Our monthly Hack days are such a great initiative at Secret Escapes. So, having recently changed to a more technical role, I jumped at the chance to take the reins and participate in our May Hack day (my first) alongside other members of the SE Tech team.
I saw this as a great opportunity to try out a new challenge. Plus, as you have to present your findings back to the team at the end of the two day event, it’s also a good way to get more experience presenting to a wide ranging technical audience.
My feelings before Hack day…
Having never done a Hack day before, I was a bit apprehensive about what to expect.
Initially, I was a little nervous about what the scope of my proposed project to tackle should be, with only two days of hacking to crack it (technically a day and a half, as the second half of day two, is presenting your findings back to the business!)
I was also a bit concerned about potential blockers I might encounter, but overall I was quite excited to have the freedom and flexibility to shape the project as I liked and take some time away from the day to day to explore and play around with new tools.
Prepping for Hack day…
The project I chose to work on was around experimenting with different data diagramming tools to see if they would be fit for the current data landscape at Secret Escapes.
We are currently upskilling, as well as hiring more analysts within the business, and I thought having some clear annotated diagrams of our datasets for new starters would be a great resource to give a basic overview of the data landscape.
1) I selected the dataset to use
2) I decided upon some success metrics with these tools which I could then use to score each tool I tried against
3) I did some research on the tools out there, read some blogs and from this decided on which tools I was going to try out
So, how did it go?
All in all, a really good experience!

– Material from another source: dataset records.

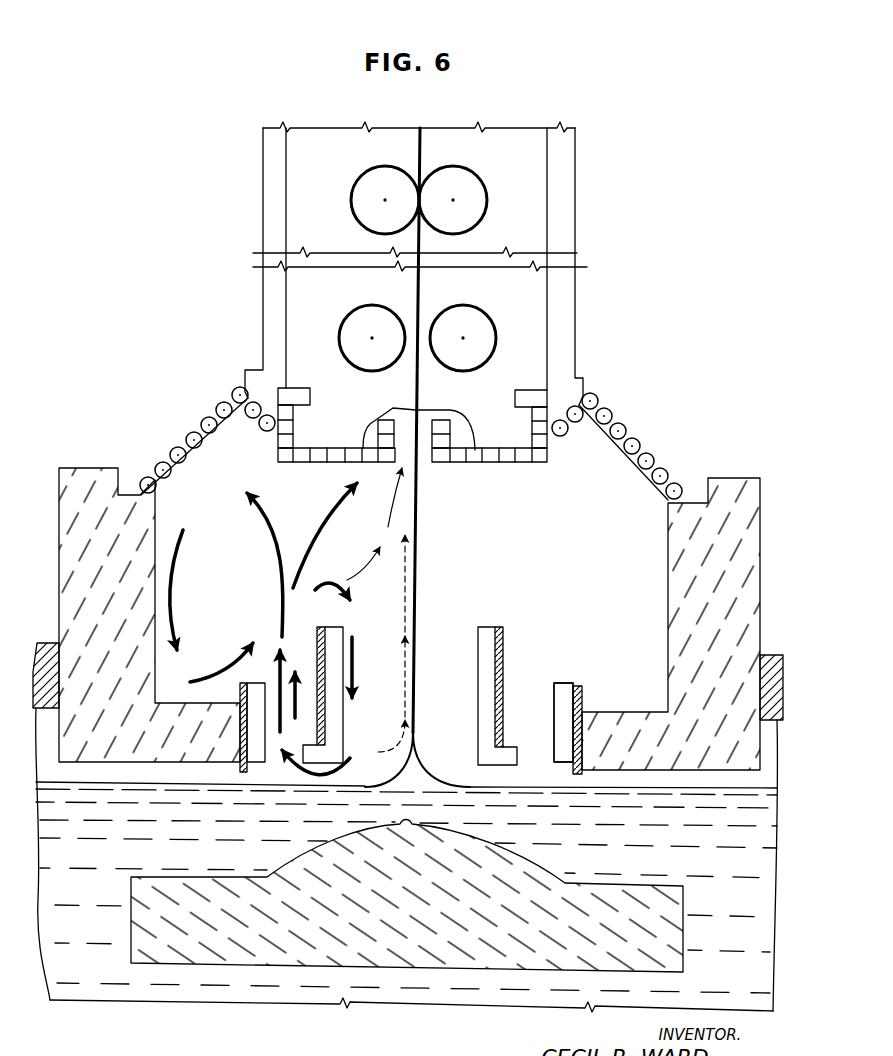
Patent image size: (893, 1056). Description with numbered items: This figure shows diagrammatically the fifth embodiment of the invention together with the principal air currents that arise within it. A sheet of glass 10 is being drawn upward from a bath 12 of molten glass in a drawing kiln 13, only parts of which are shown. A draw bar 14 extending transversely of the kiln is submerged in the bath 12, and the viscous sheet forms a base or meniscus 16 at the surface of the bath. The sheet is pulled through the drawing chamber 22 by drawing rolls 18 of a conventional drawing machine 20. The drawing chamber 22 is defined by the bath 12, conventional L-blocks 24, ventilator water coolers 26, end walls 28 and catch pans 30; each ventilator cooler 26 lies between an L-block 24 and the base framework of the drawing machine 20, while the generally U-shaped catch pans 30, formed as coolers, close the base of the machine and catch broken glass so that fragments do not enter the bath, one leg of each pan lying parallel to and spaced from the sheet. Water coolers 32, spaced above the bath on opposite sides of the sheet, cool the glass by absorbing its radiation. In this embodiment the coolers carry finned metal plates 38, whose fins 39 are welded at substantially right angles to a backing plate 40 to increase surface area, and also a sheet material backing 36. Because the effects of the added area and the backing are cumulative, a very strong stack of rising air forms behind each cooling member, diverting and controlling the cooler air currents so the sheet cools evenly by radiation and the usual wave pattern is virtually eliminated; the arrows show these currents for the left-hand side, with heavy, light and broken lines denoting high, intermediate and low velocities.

The sheet of glass 10 is at (415, 497).
The bath of molten glass 12 is at (492, 787).
The drawing kiln 13 is at (153, 455).
The draw bar 14 is at (507, 945).
The base or meniscus 16 is at (419, 760).
The drawing rolls 18 is at (440, 310).
The drawing machine 20 is at (577, 250).
The drawing chamber 22 is at (598, 460).
The L-blocks 24 is at (59, 575).
The ventilator water coolers 26 is at (203, 415).
The end walls 28 is at (487, 558).
The catch pans 30 is at (393, 408).
The water coolers 32 is at (336, 627).
The sheet material backing 36 is at (317, 627).
The finned plates 38 is at (240, 697).
The fins 39 is at (554, 722).
The backing plate 40 is at (247, 683).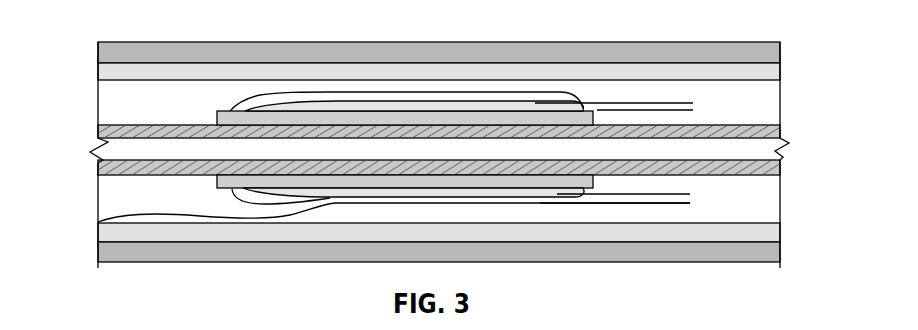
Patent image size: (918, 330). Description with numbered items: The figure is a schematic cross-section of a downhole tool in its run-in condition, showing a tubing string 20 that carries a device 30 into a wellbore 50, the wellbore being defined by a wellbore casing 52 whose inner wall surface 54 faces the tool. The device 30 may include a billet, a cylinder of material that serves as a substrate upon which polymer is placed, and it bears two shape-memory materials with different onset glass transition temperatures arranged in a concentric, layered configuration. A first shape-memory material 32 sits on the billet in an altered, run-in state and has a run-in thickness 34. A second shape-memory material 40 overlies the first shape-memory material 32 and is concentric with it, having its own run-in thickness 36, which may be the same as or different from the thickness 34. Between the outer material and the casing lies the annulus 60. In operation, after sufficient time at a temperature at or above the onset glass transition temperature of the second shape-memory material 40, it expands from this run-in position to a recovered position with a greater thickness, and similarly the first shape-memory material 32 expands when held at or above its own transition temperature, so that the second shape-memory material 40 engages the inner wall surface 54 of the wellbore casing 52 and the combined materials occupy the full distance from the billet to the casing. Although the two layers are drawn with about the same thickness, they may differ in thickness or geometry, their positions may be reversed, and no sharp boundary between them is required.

The tubing string 20 is at (153, 125).
The device 30 is at (218, 112).
The first shape-memory material 32 is at (335, 200).
The run-in thickness of first shape-memory material 34 is at (624, 146).
The run-in thickness of second shape-memory material 36 is at (665, 155).
The second shape-memory material 40 is at (98, 222).
The wellbore 50 is at (723, 241).
The wellbore casing 52 is at (780, 235).
The inner wall surface 54 is at (753, 81).
The annulus 60 is at (758, 198).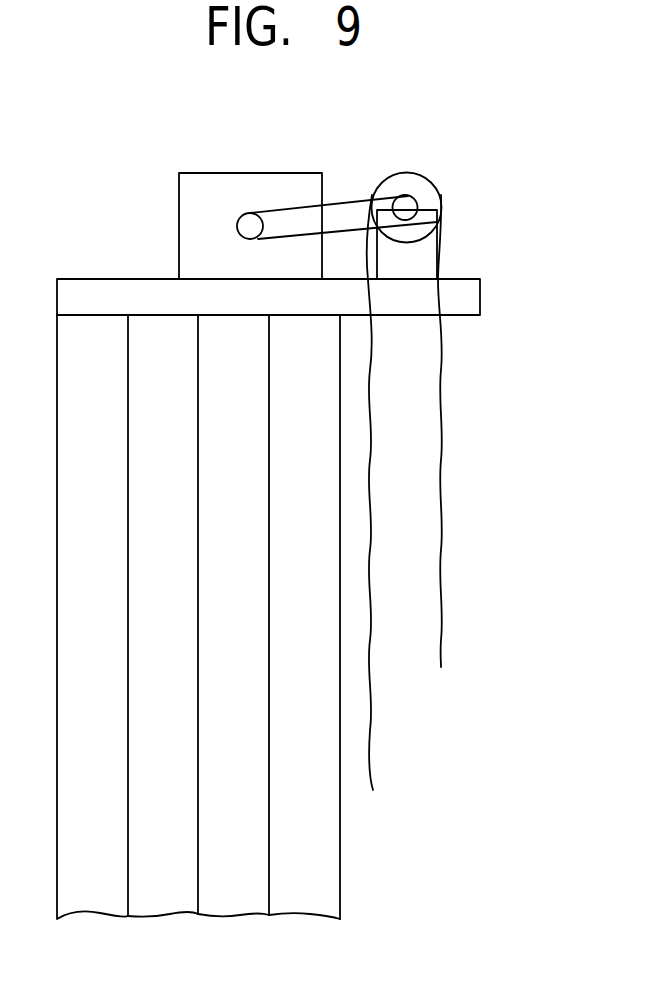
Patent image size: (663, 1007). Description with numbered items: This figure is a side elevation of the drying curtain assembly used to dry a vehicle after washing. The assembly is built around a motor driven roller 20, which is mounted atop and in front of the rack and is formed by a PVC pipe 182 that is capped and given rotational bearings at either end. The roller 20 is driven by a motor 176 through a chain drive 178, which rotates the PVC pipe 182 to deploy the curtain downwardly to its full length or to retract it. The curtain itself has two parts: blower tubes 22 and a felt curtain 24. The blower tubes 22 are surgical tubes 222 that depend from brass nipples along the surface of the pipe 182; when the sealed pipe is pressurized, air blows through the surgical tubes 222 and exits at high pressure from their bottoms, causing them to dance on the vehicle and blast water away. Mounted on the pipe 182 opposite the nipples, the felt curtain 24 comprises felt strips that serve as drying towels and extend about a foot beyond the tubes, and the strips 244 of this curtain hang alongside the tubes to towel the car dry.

The motor driven roller 20 is at (460, 222).
The blower tubes 22 is at (453, 425).
The felt curtain 24 is at (355, 700).
The motor 176 is at (220, 197).
The chain drive 178 is at (345, 201).
The PVC pipe 182 is at (438, 188).
The surgical tubes 222 is at (442, 496).
The inner web portion 244 is at (371, 748).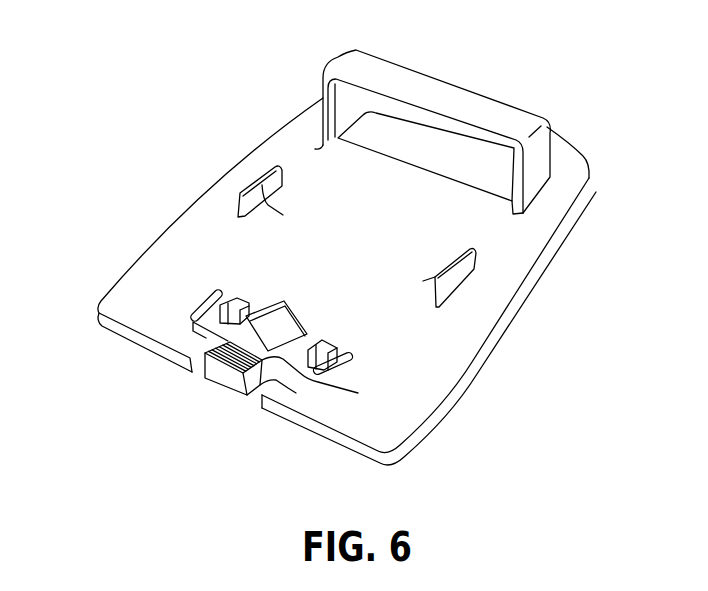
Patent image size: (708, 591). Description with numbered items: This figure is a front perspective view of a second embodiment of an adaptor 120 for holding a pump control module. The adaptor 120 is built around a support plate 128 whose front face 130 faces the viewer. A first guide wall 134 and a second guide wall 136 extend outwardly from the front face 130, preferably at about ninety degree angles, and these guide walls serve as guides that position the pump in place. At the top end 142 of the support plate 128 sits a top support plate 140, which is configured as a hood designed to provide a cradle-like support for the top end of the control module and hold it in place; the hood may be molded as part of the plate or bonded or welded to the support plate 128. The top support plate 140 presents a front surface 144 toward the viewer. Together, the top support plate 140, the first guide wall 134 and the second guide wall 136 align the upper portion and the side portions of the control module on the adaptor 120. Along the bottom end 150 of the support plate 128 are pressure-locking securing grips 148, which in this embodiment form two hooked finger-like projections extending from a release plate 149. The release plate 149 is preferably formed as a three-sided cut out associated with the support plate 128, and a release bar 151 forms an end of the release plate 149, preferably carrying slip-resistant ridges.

The adaptor 120 is at (147, 184).
The support plate 128 is at (273, 134).
The front face 130 is at (378, 237).
The first guide wall 134 is at (254, 182).
The second guide wall 136 is at (452, 282).
The top support plate 140 is at (472, 80).
The top end 142 is at (580, 149).
The front surface 144 is at (398, 75).
The pressure-locking securing grips 148 is at (191, 322).
The release plate 149 is at (246, 342).
The bottom end 150 is at (317, 433).
The release bar 151 is at (230, 389).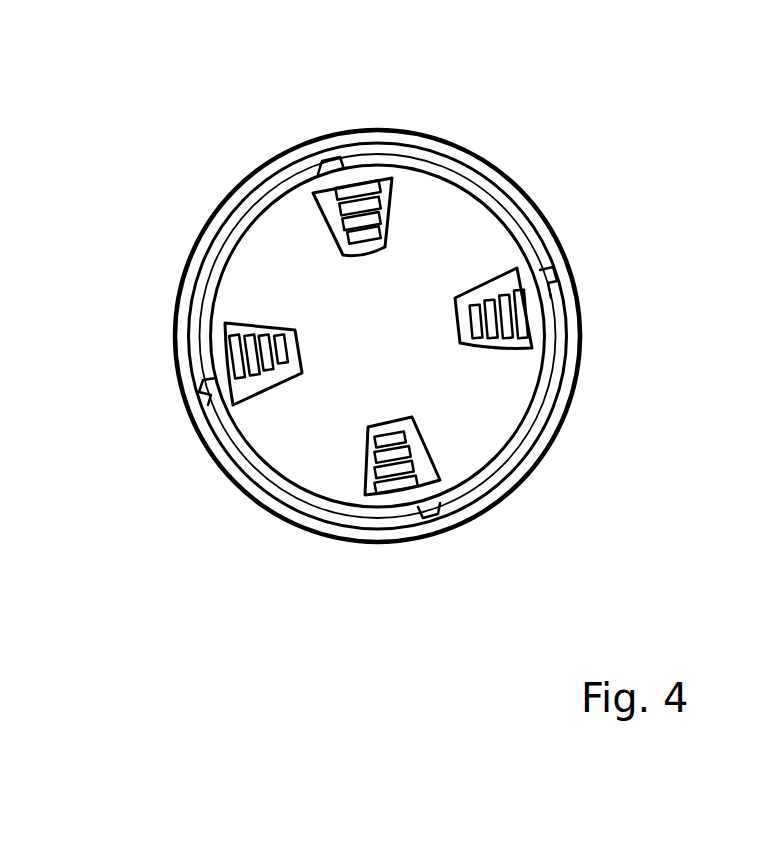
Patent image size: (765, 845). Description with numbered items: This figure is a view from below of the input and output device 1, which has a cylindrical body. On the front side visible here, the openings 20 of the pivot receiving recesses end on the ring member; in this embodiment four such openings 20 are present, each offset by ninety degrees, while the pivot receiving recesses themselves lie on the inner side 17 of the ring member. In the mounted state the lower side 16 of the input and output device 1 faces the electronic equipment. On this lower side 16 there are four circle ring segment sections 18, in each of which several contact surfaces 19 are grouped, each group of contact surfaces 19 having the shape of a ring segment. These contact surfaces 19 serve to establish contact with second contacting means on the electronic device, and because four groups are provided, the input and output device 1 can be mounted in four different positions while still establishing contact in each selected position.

The input and output device 1 is at (513, 163).
The lower side 16 is at (478, 418).
The inner side 17 is at (510, 232).
The circle ring segment sections 18 is at (323, 207).
The contact surfaces 19 is at (372, 236).
The openings 20 is at (322, 195).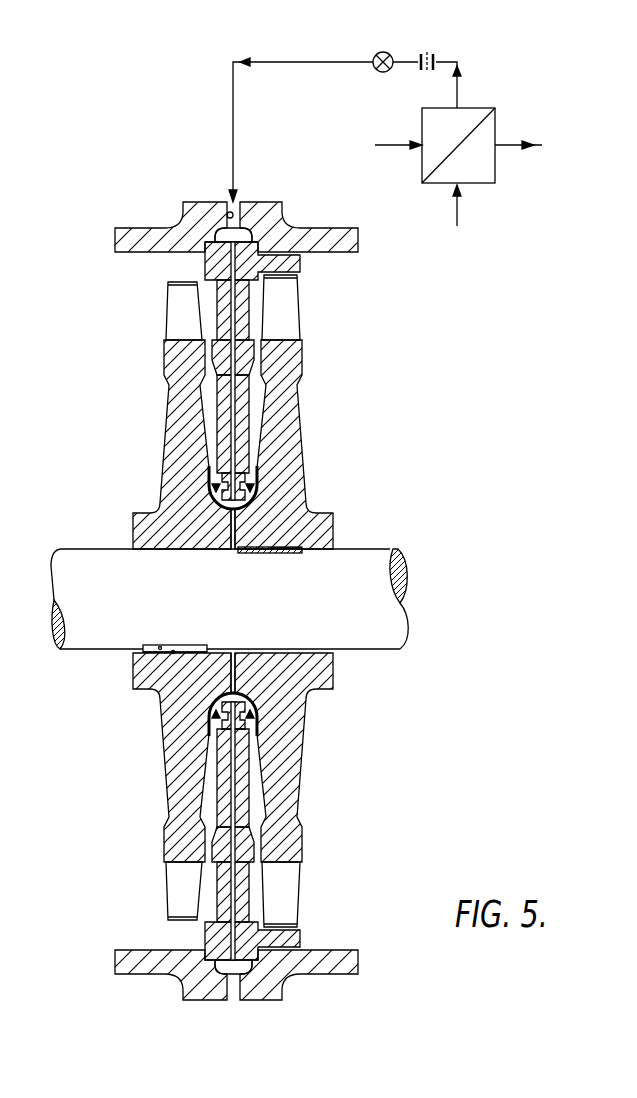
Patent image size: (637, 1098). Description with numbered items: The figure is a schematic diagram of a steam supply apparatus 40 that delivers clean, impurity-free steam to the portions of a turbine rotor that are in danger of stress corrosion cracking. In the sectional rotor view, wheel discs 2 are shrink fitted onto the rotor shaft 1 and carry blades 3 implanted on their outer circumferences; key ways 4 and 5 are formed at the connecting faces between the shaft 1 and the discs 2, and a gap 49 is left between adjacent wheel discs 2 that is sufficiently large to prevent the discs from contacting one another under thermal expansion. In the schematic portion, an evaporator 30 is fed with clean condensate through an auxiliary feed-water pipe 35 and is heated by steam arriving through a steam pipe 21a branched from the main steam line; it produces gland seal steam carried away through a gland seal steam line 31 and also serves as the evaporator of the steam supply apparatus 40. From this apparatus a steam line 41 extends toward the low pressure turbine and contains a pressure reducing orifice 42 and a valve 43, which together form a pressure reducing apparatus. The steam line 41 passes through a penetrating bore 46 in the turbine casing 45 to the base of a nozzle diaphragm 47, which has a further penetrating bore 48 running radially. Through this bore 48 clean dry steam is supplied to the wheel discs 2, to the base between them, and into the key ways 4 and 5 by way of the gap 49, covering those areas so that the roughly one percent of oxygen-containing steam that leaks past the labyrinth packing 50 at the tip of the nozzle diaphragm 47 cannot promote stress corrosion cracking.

At first, it felt a bit alien to be extracting myself from the regular day to day project/backlog work and look into something completely new.
I particularly enjoyed being able to determine the scope of work. If I ended up being interested in a specific aspect of a tool I could spend more time investigating this further, while at the same time if at first glance I knew a tool wouldn’t be suitable for SE I could write up my findings quickly and move on.
I spent the most time looking into the first tool just to get familiar with the dataset and how to navigate the process, but once I got going I ended up looking at more tools than I expected. Not all of them worked and some of them worked very differently from what I’d read but I enjoyed the discovery component.
Presenting back to a Technical audience was interesting as it’s not something I do very often (I usually present to either non-technical stakeholders or within my own Data team). Overall, I received positive feedback on my approach and presentation.
In terms of the next steps, I’ll be kicking off wider discussions within the team as to whether we look into using any of these tools to improve our documentation.
What I learnt…
- Prep is key – If I hadn’t made those decisions upfront, I probably would have used up a lot of the first day working through these.
- Stuff won’t work – One of the tools I was looking at that I thought was quite promising tried to overwrite our current setup in the backend – not my intention at all!
- You need to make quick decisions – you’re working on a tight schedule so you don’t have time to sit around and deliberate. For example, in one tool I was trying to work out how to connect Snowflake directly to a system to import the table DDLs, but after 30 mins with little success, I decided to park it and moved on to the next tool.
Would I do it again?
I would 100% do it again, and I’d encourage anyone else who is thinking about it to give it a go!
It was quite empowering to be given the freedom and flexibility to pick and run a mini project outside of the day job to work out.
The experience will definitely stand me in better stead to have more informed and confident conversations on the tools out there.
And, it was pretty fun to try out some new tech too!